Getting Schooled In Expense Management


Private faith based schools, marked by increasing costs and dwindling enrollments, need a leg up on managing expenses. And according to Xperience Inc. principal Dennis Toohey, technology – and consortiums of schools banded together for buying power – can help navigate those challenges.

Mention B2B and supply chains and it may be that the most readily conjured imagery focuses on manufacturing or cross-border transactions or bulk orders of everything from nails to paper.

But any business can find efficiencies in how they get the tangible products they need to function, and one area that is ripe for innovation between technology and cost-cutting is education, and specifically parochial education.

In an interview with PYMNTS, Dennis Toohey, principal of Xperience Inc., a procurement consulting firm based in and focused on the Bay area, said “a perfect storm” has arisen in the decades since World War II, resulting in a “dramatic change in the demographics for parochial education” with a significant decrease in the population that would be traditionally fill those school halls, and simply a matter of there being “fewer kids” in the population to take the place of graduating students.

In fact, government statistics show that there will be a declining number of high school age students in the United States through 2024, by as much as 6 percent from levels seen at present.
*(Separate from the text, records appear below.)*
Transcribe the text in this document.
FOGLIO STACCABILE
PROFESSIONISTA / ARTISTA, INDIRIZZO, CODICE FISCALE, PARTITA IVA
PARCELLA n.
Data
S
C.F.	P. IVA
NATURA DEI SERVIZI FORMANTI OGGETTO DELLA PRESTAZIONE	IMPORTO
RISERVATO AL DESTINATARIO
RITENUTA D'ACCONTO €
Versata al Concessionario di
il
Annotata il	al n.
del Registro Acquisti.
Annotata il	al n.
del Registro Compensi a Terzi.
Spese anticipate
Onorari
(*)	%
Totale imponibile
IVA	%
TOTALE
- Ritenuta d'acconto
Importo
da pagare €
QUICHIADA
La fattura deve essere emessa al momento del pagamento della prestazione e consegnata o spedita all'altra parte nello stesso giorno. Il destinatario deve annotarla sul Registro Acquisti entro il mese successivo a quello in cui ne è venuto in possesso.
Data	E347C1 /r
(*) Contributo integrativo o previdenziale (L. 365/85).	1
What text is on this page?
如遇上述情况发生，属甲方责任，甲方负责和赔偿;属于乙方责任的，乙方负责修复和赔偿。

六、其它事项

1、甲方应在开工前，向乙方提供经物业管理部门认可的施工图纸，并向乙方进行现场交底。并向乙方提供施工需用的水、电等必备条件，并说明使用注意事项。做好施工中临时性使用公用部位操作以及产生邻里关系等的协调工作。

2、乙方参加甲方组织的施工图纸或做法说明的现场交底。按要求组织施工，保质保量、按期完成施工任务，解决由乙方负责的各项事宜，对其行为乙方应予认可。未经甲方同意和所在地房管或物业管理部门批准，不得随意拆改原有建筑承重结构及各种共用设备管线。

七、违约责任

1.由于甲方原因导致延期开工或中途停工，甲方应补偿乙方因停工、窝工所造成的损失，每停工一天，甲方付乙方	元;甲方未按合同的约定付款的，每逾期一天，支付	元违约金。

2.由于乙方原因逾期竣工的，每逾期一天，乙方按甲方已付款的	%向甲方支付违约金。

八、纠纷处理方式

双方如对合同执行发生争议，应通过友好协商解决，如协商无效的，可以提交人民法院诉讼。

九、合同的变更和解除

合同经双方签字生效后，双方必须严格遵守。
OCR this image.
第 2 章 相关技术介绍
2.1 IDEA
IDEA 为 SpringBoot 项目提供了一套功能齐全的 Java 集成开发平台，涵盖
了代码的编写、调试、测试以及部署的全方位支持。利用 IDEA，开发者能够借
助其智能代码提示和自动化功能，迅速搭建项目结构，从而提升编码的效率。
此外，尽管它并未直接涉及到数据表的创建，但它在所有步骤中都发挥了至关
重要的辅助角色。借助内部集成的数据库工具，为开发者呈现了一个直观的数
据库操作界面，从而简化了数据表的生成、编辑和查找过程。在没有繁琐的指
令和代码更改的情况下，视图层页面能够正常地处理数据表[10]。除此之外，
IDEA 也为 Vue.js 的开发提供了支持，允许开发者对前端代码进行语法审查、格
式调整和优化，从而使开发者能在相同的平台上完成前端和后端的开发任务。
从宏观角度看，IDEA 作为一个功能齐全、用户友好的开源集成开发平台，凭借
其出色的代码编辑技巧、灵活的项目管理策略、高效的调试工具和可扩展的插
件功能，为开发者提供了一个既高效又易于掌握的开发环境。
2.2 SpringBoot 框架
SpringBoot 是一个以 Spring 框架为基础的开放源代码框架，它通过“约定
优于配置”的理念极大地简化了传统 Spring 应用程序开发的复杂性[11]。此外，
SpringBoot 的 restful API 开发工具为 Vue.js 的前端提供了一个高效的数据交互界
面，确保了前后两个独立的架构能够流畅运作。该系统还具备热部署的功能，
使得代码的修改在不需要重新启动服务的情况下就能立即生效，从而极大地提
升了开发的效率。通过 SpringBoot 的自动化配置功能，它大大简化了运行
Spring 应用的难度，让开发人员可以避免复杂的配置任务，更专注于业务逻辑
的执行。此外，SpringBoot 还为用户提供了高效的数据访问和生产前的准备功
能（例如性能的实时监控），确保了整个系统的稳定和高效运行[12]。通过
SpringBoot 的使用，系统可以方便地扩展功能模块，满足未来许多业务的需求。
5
Toohey told PYMNTS that private enrollment in faith-based secondary schools may decline from 1.36 million students to under 1 million within that timeframe. And, as with so many other things in life, tuition costs – and the expenses of running the schools themselves – have been on the rise.

That should be sobering news for Catholic private schools, which, as Toohey maintained, are increasingly being run by people with less experience than might be optimal when it comes to running a small business that really isn’t so small. And yet it remains crucial to keep an eye on expenses, with potentially thousands of items — from pens to books to line items such as salaries — to monitor and a budget against which to track them.

Roughly 20 to 25 percent of expenses tied up in managing a school are in fact controllable, said Toohey, and that of course extends beyond salaries and benefits. For a typical Catholic school, he continued, with a few thousand students, the budget may be $30 million or more on an annual basis, and this implies that as much as $6 million can be examined for cost savings.

Xperience and Puridiom, a procure to pay solutions provider, have partnered to provide spend improvement services to private and faith-based schools through Xperience’s Thesis (aka the spend improvement service), a platform that combines spend analysis and supplier networking to participating schools.

For better spend management, said Toohey, there are a number of best practices that are especially useful in secondary education, and cover supply chains (and thus B2B payments), including prior approval for items, whereas traditionally the model has been an inefficient one, “where people buy items and then submit for reimbursement.”

Executives at schools should also make sure to purchase from approved suppliers, and use technology to track expenses and also collaborate with other schools. Toohey noted that consortiums of schools can work together to realize buying power from vendors of scale and size, such as Office Depot.

With the right technology in place, said Toohey, such as bank cards, and push alerts (such as offered by the partnership with Puridiom as mentioned above), expenses can be managed in real time, and cost savings can be realized initially of at least $35 per student annually, with room to grow. One area of potentially significant saving beyond even that tally, he said, remains travel expenses. Many schools have growing travel expenses, as more students come from abroad and there are also trips students (and faculty) take to, say, China or Latin America for educational purposes.